Routing is a critical component of Virtual WAN. Here's how to troubleshoot:

• Effective Routes: This is your primary tool. Examine the effective routes in the hub's route table and in each spoke VNet. Ensure that routes are being learned and propagated as expected.
• Static Routes: If you have configured static routes in the hub or spokes, verify their correctness and ensure they don't conflict with BGP-learned routes.
• Hub Routing Preference: Understand how traffic is routed (e.g., via the hub or directly between spokes). The routing configuration in the hub dictates this.
• BGP Route Advertisements: For VPN and ExpressRoute, confirm that your on-premises devices are advertising the correct routes to Azure and that Azure is advertising the correct routes back. Use the 'Effective routes' view for the VPN/ExpressRoute connection.
• Connection-Specific Routes: Each connection (e.g., VNet connection, site-to-site VPN connection) has its own routing configuration. Ensure these are set up to use the hub's routing policies.

IP Address Overlap

Ensure there are no overlapping IP address spaces between VNets connected to the same Virtual WAN hub, or between on-premises networks and Azure VNets, unless explicitly managed by routing.

Troubleshooting Tools

Azure provides several tools to help diagnose Virtual WAN issues:

• Azure Network Watcher: Use features like Connection Troubleshoot, IP Flow Verify, Next Hop, and Packet Capture to gain insights into network traffic flow and connectivity.
• Azure Monitor: Monitor metrics for VPN Gateways, ExpressRoute Gateways, and Virtual Hubs to identify performance or availability issues.
• Diagnostic Settings: Configure diagnostic settings for your Virtual WAN resources to send logs to Log Analytics, Storage Accounts, or Event Hubs for deeper analysis.
• Network Shell (Netsh) and PowerShell: Use these command-line tools on your VMs to test network connectivity and troubleshoot local network configurations.

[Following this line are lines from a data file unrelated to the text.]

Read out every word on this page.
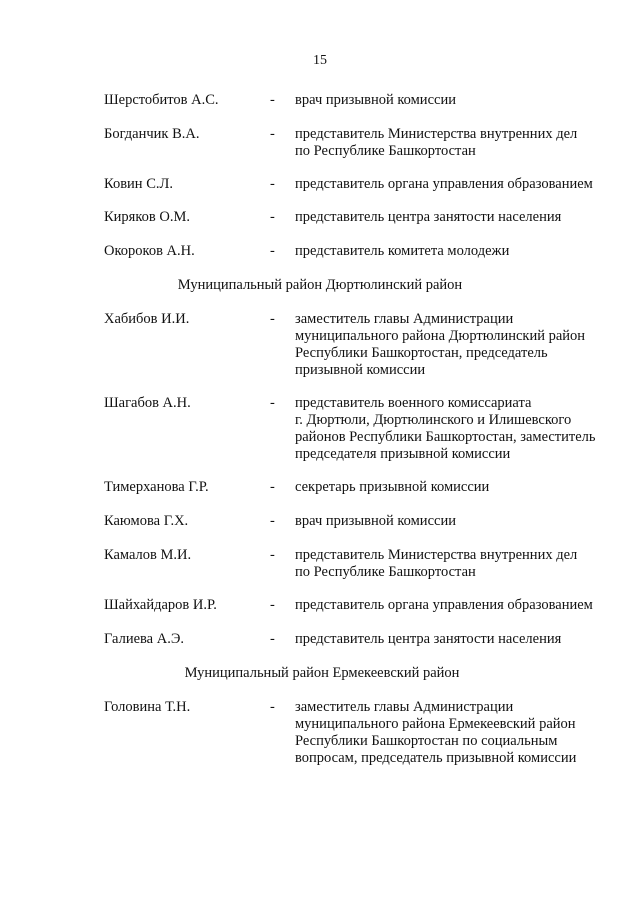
15
Шерстобитов А.С.	- врач призывной комиссии
Богданчик В.А.	- представитель Министерства внутренних дел
по Республике Башкортостан
Ковин С.Л.	- представитель органа управления образованием
Киряков О.М.	- представитель центра занятости населения
Окороков А.Н.	- представитель комитета молодежи
Муниципальный район Дюртюлинский район
Хабибов И.И.	- заместитель главы Администрации
муниципального района Дюртюлинский район
Республики Башкортостан, председатель
призывной комиссии
Шагабов А.Н.	- представитель военного комиссариата
г. Дюртюли, Дюртюлинского и Илишевского
районов Республики Башкортостан, заместитель
председателя призывной комиссии
Тимерханова Г.Р.	- секретарь призывной комиссии
Каюмова Г.Х.	- врач призывной комиссии
Камалов М.И.	- представитель Министерства внутренних дел
по Республике Башкортостан
Шайхайдаров И.Р.	- представитель органа управления образованием
Галиева А.Э.	- представитель центра занятости населения
Муниципальный район Ермекеевский район
Головина Т.Н.	- заместитель главы Администрации
муниципального района Ермекеевский район
Республики Башкортостан по социальным
вопросам, председатель призывной комиссии
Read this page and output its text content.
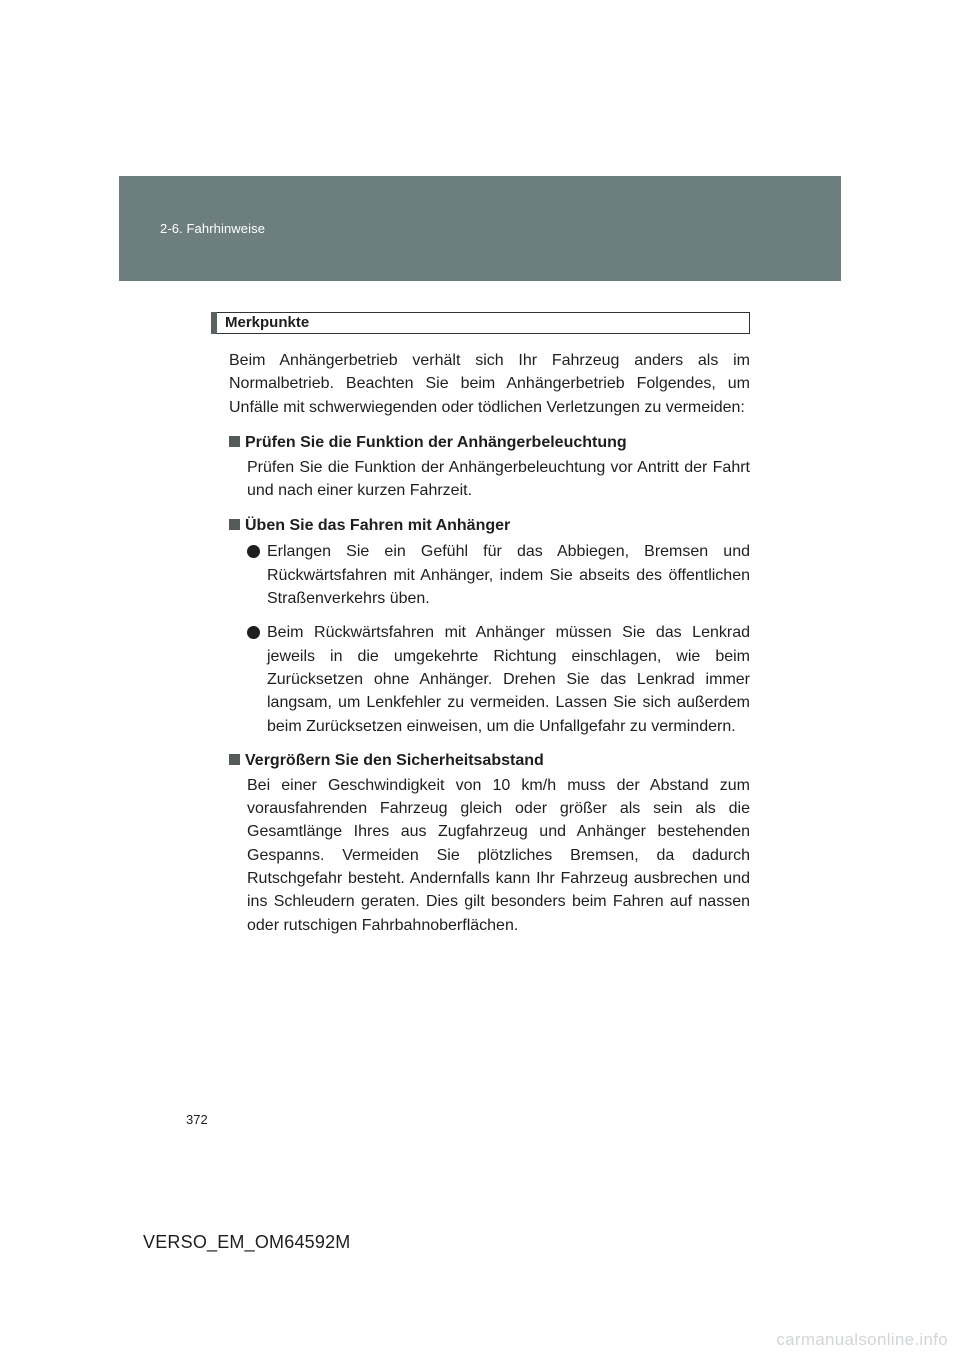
2-6. Fahrhinweise
Merkpunkte

Beim Anhängerbetrieb verhält sich Ihr Fahrzeug anders als im Normalbetrieb. Beachten Sie beim Anhängerbetrieb Folgendes, um Unfälle mit schwerwiegenden oder tödlichen Verletzungen zu vermeiden:

Prüfen Sie die Funktion der Anhängerbeleuchtung

Prüfen Sie die Funktion der Anhängerbeleuchtung vor Antritt der Fahrt und nach einer kurzen Fahrzeit.

Üben Sie das Fahren mit Anhänger

Erlangen Sie ein Gefühl für das Abbiegen, Bremsen und Rückwärtsfahren mit Anhänger, indem Sie abseits des öffentlichen Straßenverkehrs üben.

Beim Rückwärtsfahren mit Anhänger müssen Sie das Lenkrad jeweils in die umgekehrte Richtung einschlagen, wie beim Zurücksetzen ohne Anhänger. Drehen Sie das Lenkrad immer langsam, um Lenkfehler zu vermeiden. Lassen Sie sich außerdem beim Zurücksetzen einweisen, um die Unfallgefahr zu vermindern.

Vergrößern Sie den Sicherheitsabstand

Bei einer Geschwindigkeit von 10 km/h muss der Abstand zum vorausfahrenden Fahrzeug gleich oder größer als sein als die Gesamtlänge Ihres aus Zugfahrzeug und Anhänger bestehenden Gespanns. Vermeiden Sie plötzliches Bremsen, da dadurch Rutschgefahr besteht. Andernfalls kann Ihr Fahrzeug ausbrechen und ins Schleudern geraten. Dies gilt besonders beim Fahren auf nassen oder rutschigen Fahrbahnoberflächen.

372
VERSO_EM_OM64592M
carmanualsonline.info
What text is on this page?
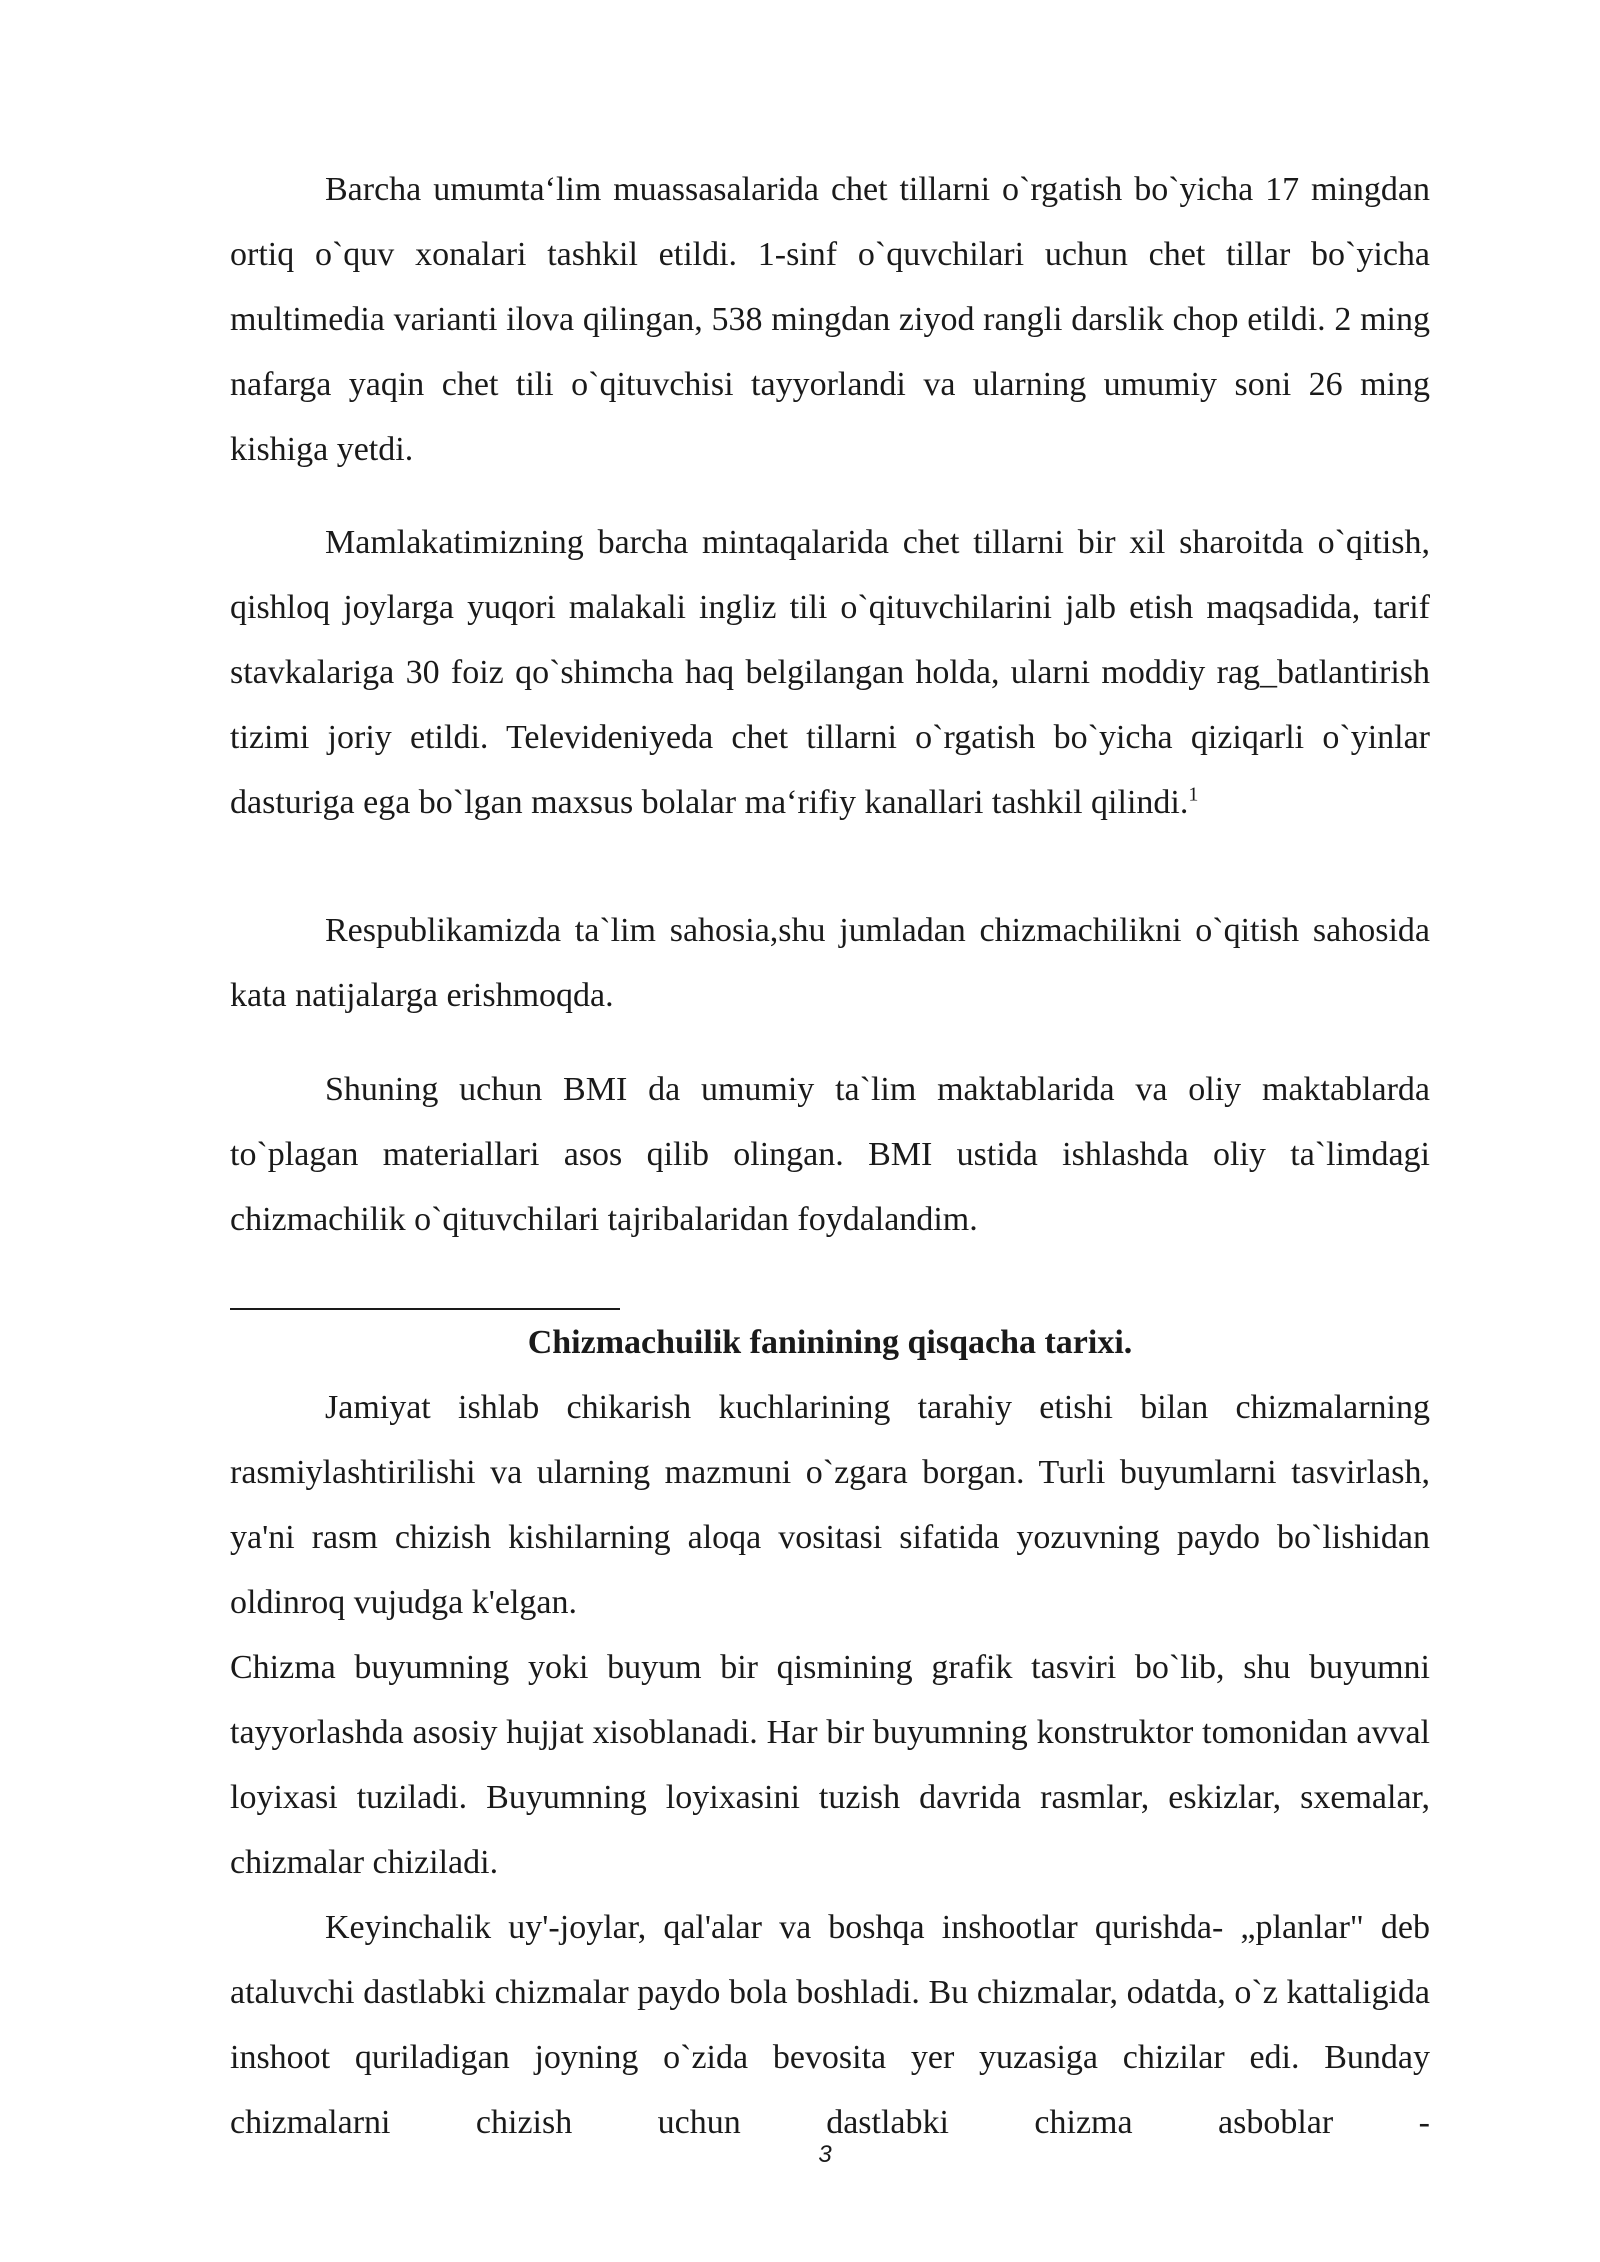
Barcha umumta‘lim muassasalarida chet tillarni o`rgatish bo`yicha 17 mingdan ortiq o`quv xonalari tashkil etildi. 1-sinf o`quvchilari uchun chet tillar bo`yicha multimedia varianti ilova qilingan, 538 mingdan ziyod rangli darslik chop etildi. 2 ming nafarga yaqin chet tili o`qituvchisi tayyorlandi va ularning umumiy soni 26 ming kishiga yetdi.

Mamlakatimizning barcha mintaqalarida chet tillarni bir xil sharoitda o`qitish, qishloq joylarga yuqori malakali ingliz tili o`qituvchilarini jalb etish maqsadida, tarif stavkalariga 30 foiz qo`shimcha haq belgilangan holda, ularni moddiy rag_batlantirish tizimi joriy etildi. Televideniyeda chet tillarni o`rgatish bo`yicha qiziqarli o`yinlar dasturiga ega bo`lgan maxsus bolalar ma‘rifiy kanallari tashkil qilindi.$^1$

Respublikamizda ta`lim sahosia,shu jumladan chizmachilikni o`qitish sahosida kata natijalarga erishmoqda.

Shuning uchun BMI da umumiy ta`lim maktablarida va oliy maktablarda to`plagan materiallari asos qilib olingan. BMI ustida ishlashda oliy ta`limdagi chizmachilik o`qituvchilari tajribalaridan foydalandim.

Chizmachuilik faninining qisqacha tarixi.

Jamiyat ishlab chikarish kuchlarining tarahiy etishi bilan chizmalarning rasmiylashtirilishi va ularning mazmuni o`zgara borgan. Turli buyumlarni tasvirlash, ya'ni rasm chizish kishilarning aloqa vositasi sifatida yozuvning paydo bo`lishidan oldinroq vujudga k'elgan.

Chizma buyumning yoki buyum bir qismining grafik tasviri bo`lib, shu buyumni tayyorlashda asosiy hujjat xisoblanadi. Har bir buyumning konstruktor tomonidan avval loyixasi tuziladi. Buyumning loyixasini tuzish davrida rasmlar, eskizlar, sxemalar, chizmalar chiziladi.

Keyinchalik uy'-joylar, qal'alar va boshqa inshootlar qurishda- „planlar" deb ataluvchi dastlabki chizmalar paydo bola boshladi. Bu chizmalar, odatda, o`z kattaligida inshoot quriladigan joyning o`zida bevosita yer yuzasiga chizilar edi. Bunday chizmalarni chizish uchun dastlabki chizma asboblar -

3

Common Scenarios and Solutions

Scenario	Potential Causes	Recommended Actions
No traffic between two spoke VNets	Incorrect hub routing, NSGs blocking traffic, VNet peering not transitive	Check hub effective routes, review NSGs, verify VNet peering settings
On-premises sites cannot connect to Azure	VPN/ER connection down, firewall blocking, incorrect BGP	Check connection status, firewall rules, BGP neighbor status
Slow performance for remote users	Insufficient VPN Gateway SKU, network congestion	Upgrade VPN Gateway SKU, check latency to gateway
New VNet not reachable	Missing VNet connection to hub, incorrect route propagation	Create VNet connection, verify hub routes

If you continue to experience issues, consider opening a support request with Microsoft Azure, providing as much detail as possible about your configuration and the problem you are facing.